TL;DR: Dynamic HMC is robust enough and has good diagnostics. You might find an algorithm that outperforms it, but the implementation overhead better be worth it.
I honestly find this a bit weird. The way I see it, algorithms are ways of solving problems. What matters is the problem, not the algorithm. So whenever someone says “HMC >> RWMH” or “Bouncy >> HMC”, my first question is: “for which target(s)?” and the second is “what kind of gains are we talking about?”. As an applied statistician, I care deeply about having something dependable I can write my models in so I can focus on the modelling. I love the fact I can write the model I have in mind in Stan and get posterior expectations in a fast and robust fashion.
So Stan is great because it’s a well-maintained language with a mature implementation of a sampling method (dynamic HMC, dHMC) which is robust enough to work well in many cases. More importantly, perhaps, there are built-in diagnostics that tell you when things go awry.
As regards to dHMC specifically [which I think is really the core of your question], I think the particular implementation in Stan is robust enough to overperform naive Gibbs and MH for most targets people care about, which coupled with the fact it’s easy to use thanks to Stan, make it really attractive as a first-stab at solving a particular sampling problem. The diagnostics, which are not exclusive to Stan and thus should be associated with dHMC, are also a big plus.

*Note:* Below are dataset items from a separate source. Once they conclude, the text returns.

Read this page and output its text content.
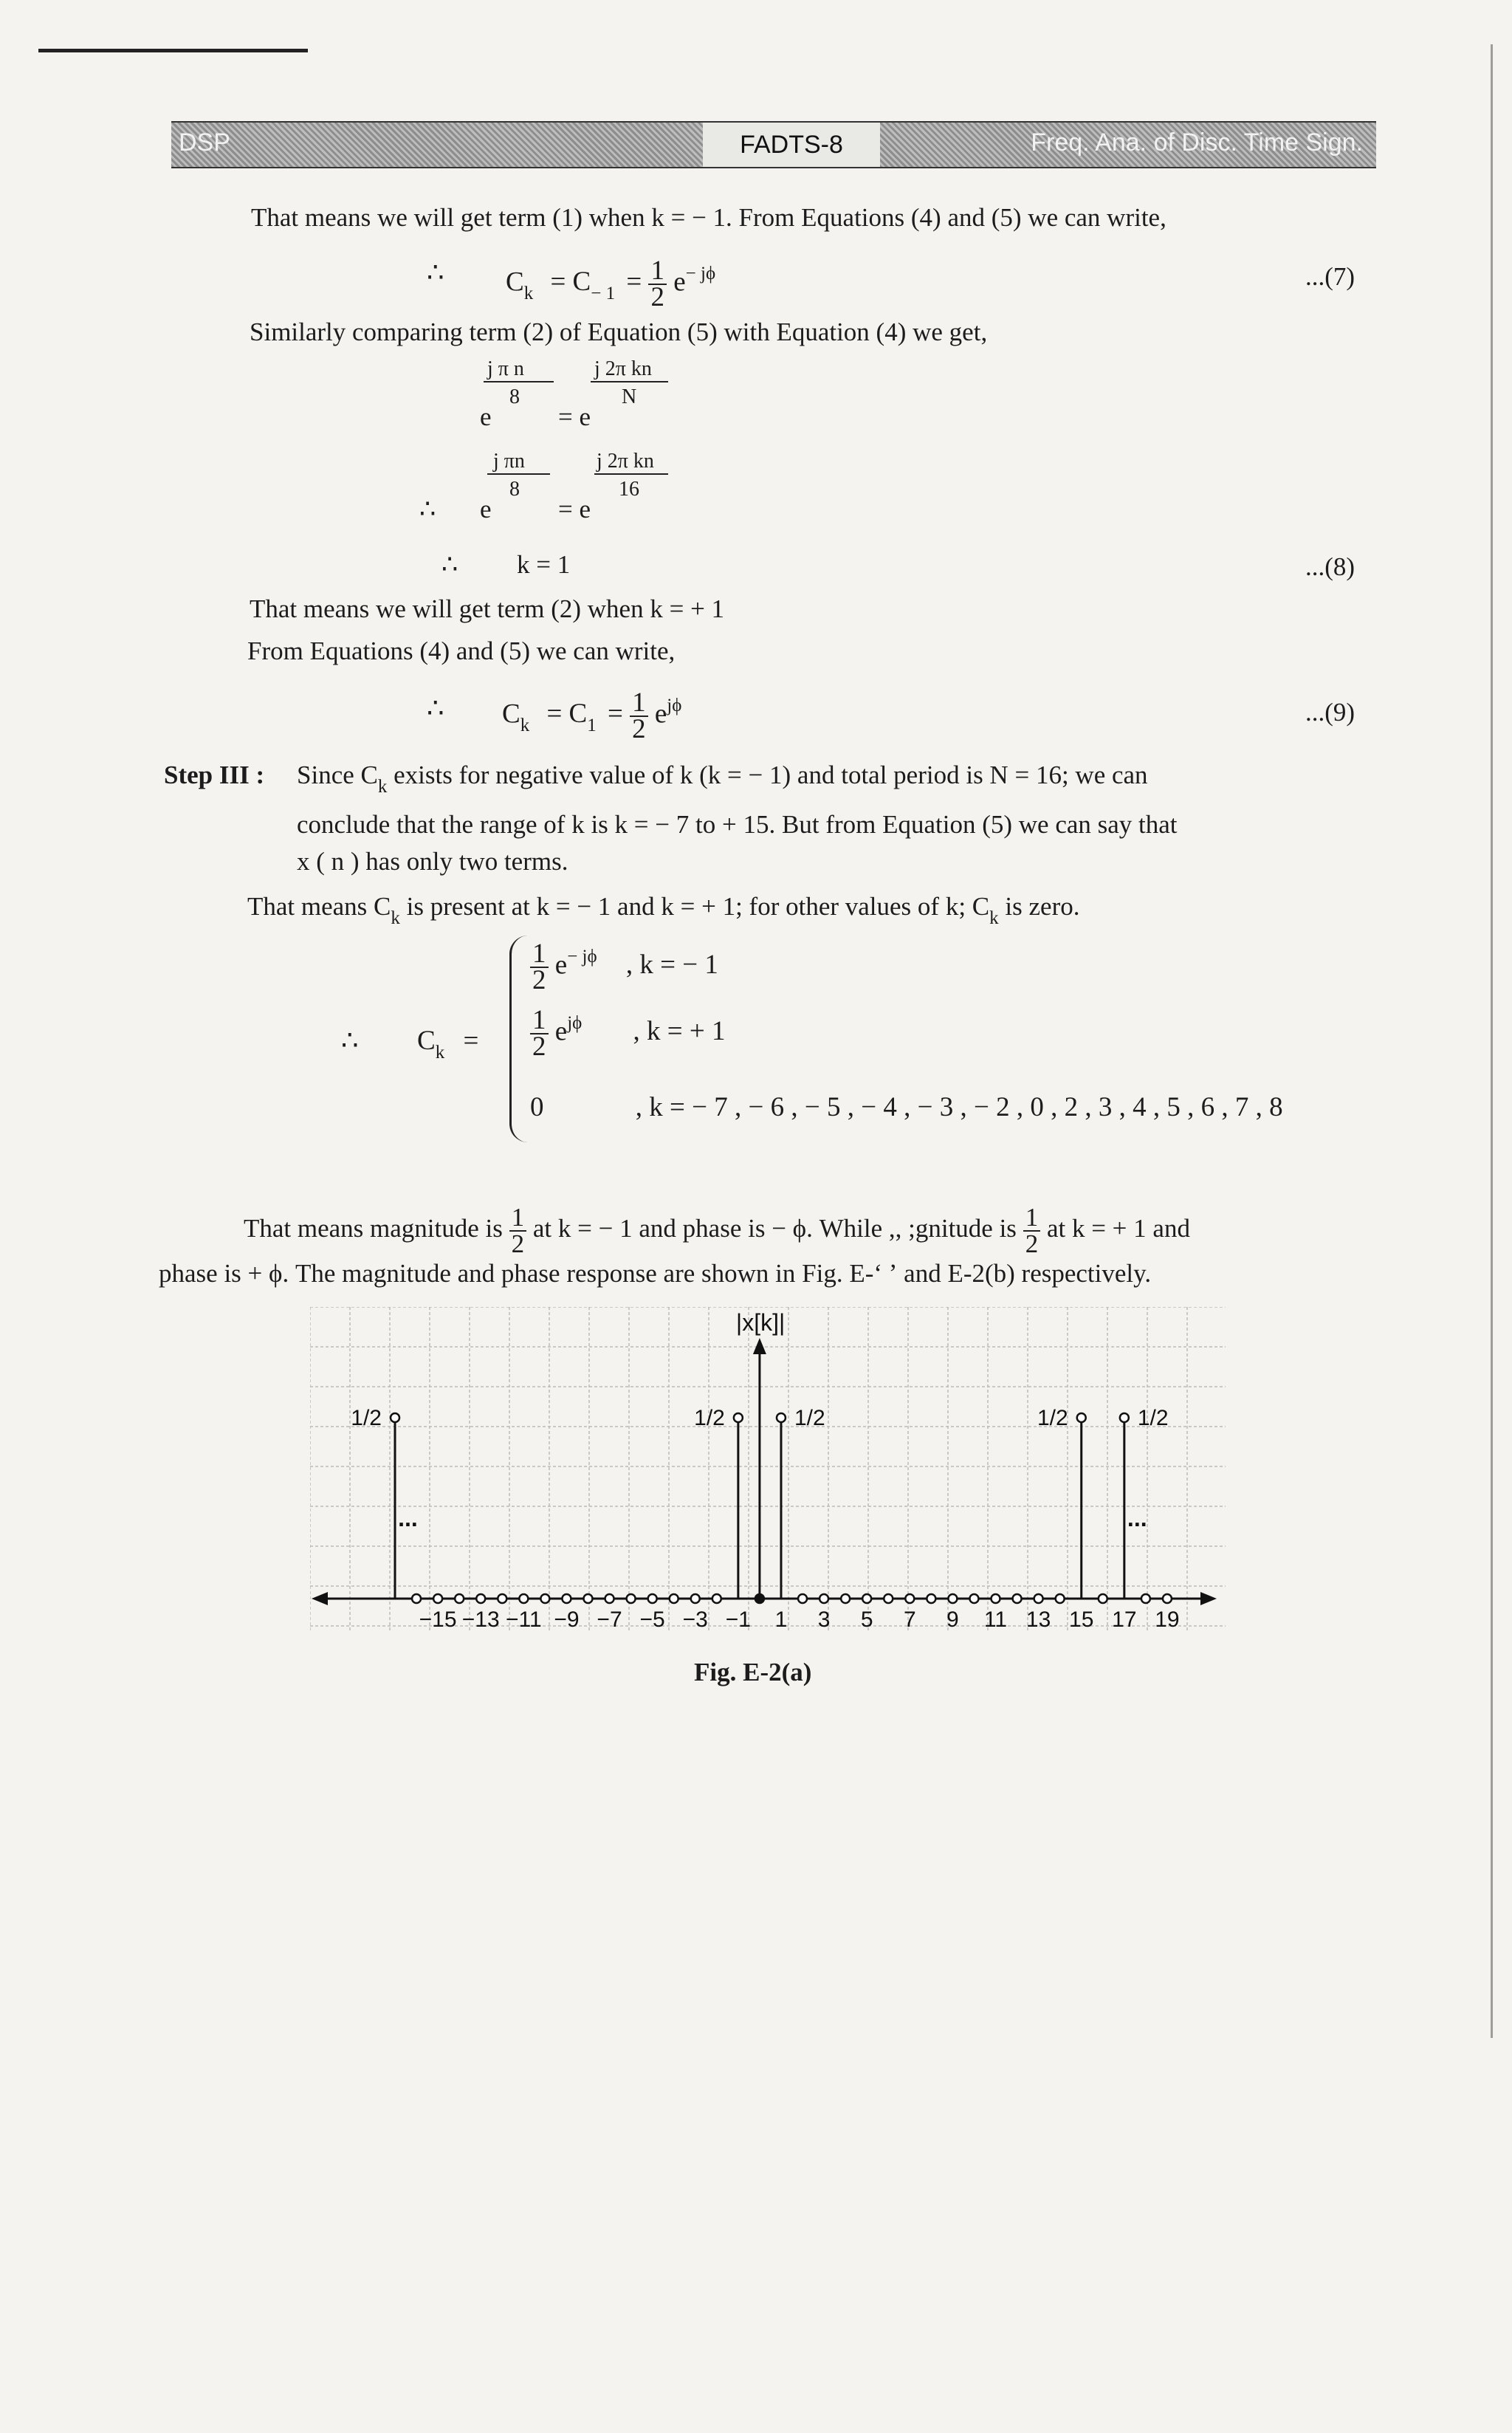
DSP	FADTS-8	Freq. Ana. of Disc. Time Sign.
That means we will get term (1) when k = − 1. From Equations (4) and (5) we can write,
∴ $C_k = C_{- 1} = \frac{1}{2} e^{- j\phi}$	...(7)
Similarly comparing term (2) of Equation (5) with Equation (4) we get,
j π n
8
j 2π kn
N
e	= e
j πn
∴
8
j 2π kn
16
e	= e
∴ k = 1	...(8)
That means we will get term (2) when k = + 1
From Equations (4) and (5) we can write,
∴ $C_k = C_1 = \frac{1}{2} e^{j\phi}$	...(9)
Step III : Since $C_k$ exists for negative value of k (k = − 1) and total period is N = 16; we can
conclude that the range of k is k = − 7 to + 15. But from Equation (5) we can say that
x ( n ) has only two terms.
That means $C_k$ is present at k = − 1 and k = + 1; for other values of k; $C_k$ is zero.
∴ $C_k$ =
$\frac{1}{2} e^{- j\phi}$ , k = − 1
$\frac{1}{2} e^{j\phi}$ , k = + 1
0	, k = − 7 , − 6 , − 5 , − 4 , − 3 , − 2 , 0 , 2 , 3 , 4 , 5 , 6 , 7 , 8
That means magnitude is $\frac{1}{2}$ at k = − 1 and phase is − ϕ. While ,, ;gnitude is $\frac{1}{2}$ at k = + 1 and
phase is + ϕ. The magnitude and phase response are shown in Fig. E-ʻ ʼ and E-2(b) respectively.
|x[k]|
−15 −13 −11 −9 −7 −5 −3 −1 1 3 5 7 9 11 13 15 17 19
1/2	1/2	1/2	1/2	1/2
...	...
Fig. E-2(a)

There are models which are not very easy to fit with HMC (in Stan), such as those with discrete latent structure, but the silver-lining is that marginalising over the discrete parameters actually leads to more efficient estimators of the other quantities in the model.
One of the things I work on is phylogenetics, where HMC is slowly coming through, but I’m sure other (non-reversible, mainly) algorithms could still provide substantial gains. So, in that realm, HMC could well not be the best choice. If someone comes up with Stan for trees, though, the arguments above might apply.